A doctor holding a patient's hand discussing Addison's disease.

Our adrenal glands are located on the top of the kidney and produce many hormones that our body needs to function normally. Addison’s disease is effectuated by detriments to the adrenal cortex. This damage prevents the adrenal glands from producing enough amounts of steroid hormones like aldosterone and cortisol. The hormone cortisol regulates the reaction of the body to stressful situations and the hormone aldosterone helps with the regulation of potassium and sodium.
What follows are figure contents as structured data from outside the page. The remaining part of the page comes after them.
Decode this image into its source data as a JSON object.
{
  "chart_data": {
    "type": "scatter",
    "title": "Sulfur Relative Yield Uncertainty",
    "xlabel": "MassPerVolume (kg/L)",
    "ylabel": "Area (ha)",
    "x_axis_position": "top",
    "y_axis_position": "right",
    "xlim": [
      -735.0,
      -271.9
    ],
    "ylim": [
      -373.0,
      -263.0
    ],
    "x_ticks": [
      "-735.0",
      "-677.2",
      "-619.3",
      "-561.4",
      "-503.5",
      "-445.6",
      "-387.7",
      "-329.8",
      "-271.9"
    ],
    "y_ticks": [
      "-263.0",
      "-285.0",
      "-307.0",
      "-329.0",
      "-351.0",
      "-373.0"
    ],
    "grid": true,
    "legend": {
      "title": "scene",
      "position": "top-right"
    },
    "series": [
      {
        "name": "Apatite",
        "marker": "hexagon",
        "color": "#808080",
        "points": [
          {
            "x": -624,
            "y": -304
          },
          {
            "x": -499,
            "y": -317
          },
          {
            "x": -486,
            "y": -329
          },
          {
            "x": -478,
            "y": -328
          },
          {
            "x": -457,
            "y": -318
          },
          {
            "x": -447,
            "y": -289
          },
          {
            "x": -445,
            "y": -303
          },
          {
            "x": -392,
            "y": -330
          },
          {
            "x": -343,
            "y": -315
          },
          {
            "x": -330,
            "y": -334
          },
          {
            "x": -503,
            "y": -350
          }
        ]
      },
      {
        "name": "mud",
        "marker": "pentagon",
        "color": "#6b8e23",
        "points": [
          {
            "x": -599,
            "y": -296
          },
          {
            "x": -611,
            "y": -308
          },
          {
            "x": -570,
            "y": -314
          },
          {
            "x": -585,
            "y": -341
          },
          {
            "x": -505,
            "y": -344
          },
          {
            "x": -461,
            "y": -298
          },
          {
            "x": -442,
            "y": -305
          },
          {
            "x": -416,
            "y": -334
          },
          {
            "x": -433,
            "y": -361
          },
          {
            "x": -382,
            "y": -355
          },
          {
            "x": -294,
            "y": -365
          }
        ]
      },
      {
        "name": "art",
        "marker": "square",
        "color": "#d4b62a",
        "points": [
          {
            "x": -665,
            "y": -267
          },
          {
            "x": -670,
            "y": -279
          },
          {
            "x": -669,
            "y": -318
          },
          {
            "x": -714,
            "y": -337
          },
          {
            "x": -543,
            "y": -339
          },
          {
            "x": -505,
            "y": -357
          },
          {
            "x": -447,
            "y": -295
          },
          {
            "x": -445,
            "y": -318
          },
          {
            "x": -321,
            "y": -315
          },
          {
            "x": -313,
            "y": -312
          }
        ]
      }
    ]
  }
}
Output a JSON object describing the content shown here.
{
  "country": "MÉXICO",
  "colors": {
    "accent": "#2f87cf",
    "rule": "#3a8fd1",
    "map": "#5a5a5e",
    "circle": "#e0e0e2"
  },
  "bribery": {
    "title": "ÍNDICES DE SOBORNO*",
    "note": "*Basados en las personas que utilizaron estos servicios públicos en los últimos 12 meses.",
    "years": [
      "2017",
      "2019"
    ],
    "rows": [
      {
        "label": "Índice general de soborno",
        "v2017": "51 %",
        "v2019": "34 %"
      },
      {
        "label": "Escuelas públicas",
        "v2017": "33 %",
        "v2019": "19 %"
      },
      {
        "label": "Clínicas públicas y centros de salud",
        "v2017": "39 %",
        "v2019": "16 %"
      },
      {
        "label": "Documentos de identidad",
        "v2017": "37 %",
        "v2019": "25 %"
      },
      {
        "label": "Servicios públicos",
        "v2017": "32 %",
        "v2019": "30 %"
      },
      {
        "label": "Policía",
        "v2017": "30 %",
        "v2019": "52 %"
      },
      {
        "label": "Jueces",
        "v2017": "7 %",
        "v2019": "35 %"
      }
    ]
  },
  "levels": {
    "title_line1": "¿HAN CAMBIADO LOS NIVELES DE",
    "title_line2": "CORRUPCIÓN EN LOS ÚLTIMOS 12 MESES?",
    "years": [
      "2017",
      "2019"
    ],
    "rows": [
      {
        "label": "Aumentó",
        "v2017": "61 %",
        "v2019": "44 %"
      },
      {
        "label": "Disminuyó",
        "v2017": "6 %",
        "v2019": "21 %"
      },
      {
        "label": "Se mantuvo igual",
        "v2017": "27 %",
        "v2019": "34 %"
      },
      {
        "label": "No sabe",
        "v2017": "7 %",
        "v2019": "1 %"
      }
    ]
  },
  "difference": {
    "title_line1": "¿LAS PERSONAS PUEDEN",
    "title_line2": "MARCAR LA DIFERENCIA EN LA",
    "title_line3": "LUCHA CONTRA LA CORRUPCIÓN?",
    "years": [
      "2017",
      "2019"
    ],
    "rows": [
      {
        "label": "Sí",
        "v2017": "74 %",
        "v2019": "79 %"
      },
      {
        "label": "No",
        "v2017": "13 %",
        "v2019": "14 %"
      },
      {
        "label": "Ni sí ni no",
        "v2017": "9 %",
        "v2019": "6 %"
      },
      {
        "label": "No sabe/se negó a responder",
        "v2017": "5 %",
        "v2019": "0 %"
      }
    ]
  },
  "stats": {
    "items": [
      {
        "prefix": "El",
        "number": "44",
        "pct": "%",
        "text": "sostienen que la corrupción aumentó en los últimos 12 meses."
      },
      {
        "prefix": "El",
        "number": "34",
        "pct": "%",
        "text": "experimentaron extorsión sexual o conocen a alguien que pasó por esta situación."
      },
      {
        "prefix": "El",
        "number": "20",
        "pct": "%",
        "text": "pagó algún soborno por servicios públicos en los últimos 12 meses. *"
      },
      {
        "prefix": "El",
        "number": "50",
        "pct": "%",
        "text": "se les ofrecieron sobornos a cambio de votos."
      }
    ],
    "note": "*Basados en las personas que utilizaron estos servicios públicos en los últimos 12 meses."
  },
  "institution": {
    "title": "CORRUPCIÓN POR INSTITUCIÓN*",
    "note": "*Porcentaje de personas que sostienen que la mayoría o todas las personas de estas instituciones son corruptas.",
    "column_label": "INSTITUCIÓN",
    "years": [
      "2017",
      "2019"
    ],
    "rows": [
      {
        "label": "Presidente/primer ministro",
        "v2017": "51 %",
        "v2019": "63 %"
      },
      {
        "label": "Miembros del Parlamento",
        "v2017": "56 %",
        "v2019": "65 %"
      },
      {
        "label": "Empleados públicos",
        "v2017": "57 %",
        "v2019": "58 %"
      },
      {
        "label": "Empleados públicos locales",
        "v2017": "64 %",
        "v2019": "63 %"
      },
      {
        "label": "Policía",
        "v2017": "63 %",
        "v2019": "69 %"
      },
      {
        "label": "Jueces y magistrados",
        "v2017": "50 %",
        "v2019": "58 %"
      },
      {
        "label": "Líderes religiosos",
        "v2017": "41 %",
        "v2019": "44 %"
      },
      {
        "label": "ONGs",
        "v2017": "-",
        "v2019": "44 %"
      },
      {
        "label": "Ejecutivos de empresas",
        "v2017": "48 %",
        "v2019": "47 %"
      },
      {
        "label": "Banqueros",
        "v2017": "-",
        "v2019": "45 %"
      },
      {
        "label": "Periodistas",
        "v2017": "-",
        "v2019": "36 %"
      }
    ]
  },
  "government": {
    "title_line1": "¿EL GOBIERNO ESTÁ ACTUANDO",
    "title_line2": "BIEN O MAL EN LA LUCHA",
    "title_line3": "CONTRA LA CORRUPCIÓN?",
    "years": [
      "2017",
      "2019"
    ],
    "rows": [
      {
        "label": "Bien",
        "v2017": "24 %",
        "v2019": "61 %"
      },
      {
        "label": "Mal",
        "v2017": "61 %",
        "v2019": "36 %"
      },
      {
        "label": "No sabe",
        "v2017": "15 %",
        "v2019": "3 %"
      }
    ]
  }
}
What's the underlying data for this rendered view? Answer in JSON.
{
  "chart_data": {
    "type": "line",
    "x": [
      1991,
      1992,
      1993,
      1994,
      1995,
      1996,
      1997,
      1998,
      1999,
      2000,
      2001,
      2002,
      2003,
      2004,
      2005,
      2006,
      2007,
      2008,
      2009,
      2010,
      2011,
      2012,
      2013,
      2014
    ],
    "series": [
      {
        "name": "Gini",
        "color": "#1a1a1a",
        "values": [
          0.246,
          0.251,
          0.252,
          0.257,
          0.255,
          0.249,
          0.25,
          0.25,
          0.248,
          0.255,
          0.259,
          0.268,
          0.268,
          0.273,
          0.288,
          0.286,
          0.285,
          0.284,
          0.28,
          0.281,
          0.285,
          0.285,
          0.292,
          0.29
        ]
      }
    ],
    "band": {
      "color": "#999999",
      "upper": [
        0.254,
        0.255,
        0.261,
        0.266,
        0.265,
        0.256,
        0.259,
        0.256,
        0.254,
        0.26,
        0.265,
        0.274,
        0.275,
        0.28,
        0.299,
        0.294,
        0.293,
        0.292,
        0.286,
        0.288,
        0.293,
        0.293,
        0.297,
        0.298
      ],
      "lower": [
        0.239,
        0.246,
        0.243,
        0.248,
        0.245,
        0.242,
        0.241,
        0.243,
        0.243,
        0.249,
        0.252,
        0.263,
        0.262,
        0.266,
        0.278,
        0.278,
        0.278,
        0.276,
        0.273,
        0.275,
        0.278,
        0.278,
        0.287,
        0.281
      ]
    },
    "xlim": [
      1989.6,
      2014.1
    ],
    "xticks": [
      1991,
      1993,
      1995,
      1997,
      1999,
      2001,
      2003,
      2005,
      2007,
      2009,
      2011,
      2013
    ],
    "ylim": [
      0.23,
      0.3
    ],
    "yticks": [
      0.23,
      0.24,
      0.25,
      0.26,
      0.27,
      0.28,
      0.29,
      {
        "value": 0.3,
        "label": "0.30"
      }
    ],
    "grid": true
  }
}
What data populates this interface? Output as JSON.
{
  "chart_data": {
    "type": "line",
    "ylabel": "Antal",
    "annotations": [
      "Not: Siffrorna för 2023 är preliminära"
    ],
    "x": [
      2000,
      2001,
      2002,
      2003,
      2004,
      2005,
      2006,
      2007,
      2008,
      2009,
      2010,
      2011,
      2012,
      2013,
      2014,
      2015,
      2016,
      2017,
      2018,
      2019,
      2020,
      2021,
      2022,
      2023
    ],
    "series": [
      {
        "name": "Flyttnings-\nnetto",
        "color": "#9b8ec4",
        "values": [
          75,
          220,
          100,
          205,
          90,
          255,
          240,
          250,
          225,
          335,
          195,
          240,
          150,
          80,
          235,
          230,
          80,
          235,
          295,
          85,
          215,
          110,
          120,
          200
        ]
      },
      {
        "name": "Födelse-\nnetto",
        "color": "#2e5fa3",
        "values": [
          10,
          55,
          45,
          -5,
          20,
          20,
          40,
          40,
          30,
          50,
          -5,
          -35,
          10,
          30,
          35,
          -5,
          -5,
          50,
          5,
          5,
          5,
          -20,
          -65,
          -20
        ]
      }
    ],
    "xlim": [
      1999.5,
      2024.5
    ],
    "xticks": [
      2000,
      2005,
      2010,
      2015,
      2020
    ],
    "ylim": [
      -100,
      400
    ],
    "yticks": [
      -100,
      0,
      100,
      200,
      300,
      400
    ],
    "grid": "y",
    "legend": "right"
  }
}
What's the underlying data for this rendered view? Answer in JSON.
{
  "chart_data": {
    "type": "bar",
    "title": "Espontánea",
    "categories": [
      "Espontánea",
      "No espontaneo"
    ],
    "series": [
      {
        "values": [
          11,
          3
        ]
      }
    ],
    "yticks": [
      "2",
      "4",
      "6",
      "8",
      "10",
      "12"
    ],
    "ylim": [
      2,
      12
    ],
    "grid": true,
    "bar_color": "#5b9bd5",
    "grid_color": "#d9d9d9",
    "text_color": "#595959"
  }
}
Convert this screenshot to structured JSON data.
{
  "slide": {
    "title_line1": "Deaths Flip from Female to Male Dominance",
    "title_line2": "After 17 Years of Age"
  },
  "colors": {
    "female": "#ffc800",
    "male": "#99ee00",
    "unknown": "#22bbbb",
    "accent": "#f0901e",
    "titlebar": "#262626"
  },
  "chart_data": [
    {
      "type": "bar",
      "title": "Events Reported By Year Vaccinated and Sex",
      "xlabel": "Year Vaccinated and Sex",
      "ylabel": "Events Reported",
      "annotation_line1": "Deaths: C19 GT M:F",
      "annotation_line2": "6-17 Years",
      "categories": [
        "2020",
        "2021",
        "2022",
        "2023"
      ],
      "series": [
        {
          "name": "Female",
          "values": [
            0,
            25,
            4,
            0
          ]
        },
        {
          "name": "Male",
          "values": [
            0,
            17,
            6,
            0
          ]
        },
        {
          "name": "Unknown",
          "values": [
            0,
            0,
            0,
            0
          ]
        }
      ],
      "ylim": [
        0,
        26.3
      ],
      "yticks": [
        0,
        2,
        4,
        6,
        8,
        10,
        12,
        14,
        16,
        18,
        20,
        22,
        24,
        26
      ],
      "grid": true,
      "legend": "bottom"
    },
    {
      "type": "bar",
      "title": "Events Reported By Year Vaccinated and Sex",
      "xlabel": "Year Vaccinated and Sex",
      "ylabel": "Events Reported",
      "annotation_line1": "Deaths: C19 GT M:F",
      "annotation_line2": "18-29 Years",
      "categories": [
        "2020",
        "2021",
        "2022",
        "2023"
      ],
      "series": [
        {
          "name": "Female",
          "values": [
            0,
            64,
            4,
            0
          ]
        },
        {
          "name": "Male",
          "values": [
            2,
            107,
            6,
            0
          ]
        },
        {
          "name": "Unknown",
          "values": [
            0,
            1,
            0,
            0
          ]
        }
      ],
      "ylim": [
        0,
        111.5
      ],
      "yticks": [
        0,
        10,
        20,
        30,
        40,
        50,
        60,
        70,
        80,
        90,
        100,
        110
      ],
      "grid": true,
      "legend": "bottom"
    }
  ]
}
Symptoms Of Addison’s Disease 

If you are suffering from Addison’s disease, you may experience symptoms like muscle weakness, reduction in appetite, tiredness, loss of weight, reduction in blood pressure or heart rate, darkening of the skin, low levels of blood sugar, salt craving, fainting spells, vomiting, and nausea. Patients may also experience neuropsychiatric symptoms like depression, sleep issues, and lack of energy, etc. If the disease is untreated for long, it can result in an Addisonian crisis, symptoms of which include delirium, auditory and visual hallucinations, and agitation.

Catalysts Of Addison’s Disease 

Primary adrenal insufficiency and secondary adrenal insufficiency are the two broad categorizations of Addison’s disease. Let us now see what each is.

Primary Adrenal Insufficiency 

This disease occurs when the adrenal glands are severely damaged to an extent where there are incompetent to produce hormones. This is usually caused when the adrenal glands are attacked by the immune system and the condition is called an autoimmune disease.

Secondary Adrenal Insufficiency 

This condition transpires when the pituitary gland is incapable of producing ACTH or the adrenocorticotropic hormone. Not taking the corticosteroid medications prescribed by your doctor can also lead to adrenal deficiency. These medications are usually prescribed to control health issues like asthma.

Methods To Treat The Addison’s Disease 

The cause of the condition has a major role to play in the treatment of Addison’s disease. Many low income clinics can help you diagnose and treat Addison’s disease. Your doctor can prescribe medications to regulate the functioning of your adrenal glands and you need to follow the treatment plan created by the doctor. This is because Addison’s disease when untreated can progress to Addisonian crisis, which can decrease blood pressure, blood sugar and increase the levels of potassium in the blood, which can be life-threatening. Sometimes your doctor might prescribe hormone substitutes to replace the hormones that are not being produced by the adrenal glands.

 

If you experience any symptom of Addison’s disease, visit a low income medical clinic in your area and get diagnosed by a professional.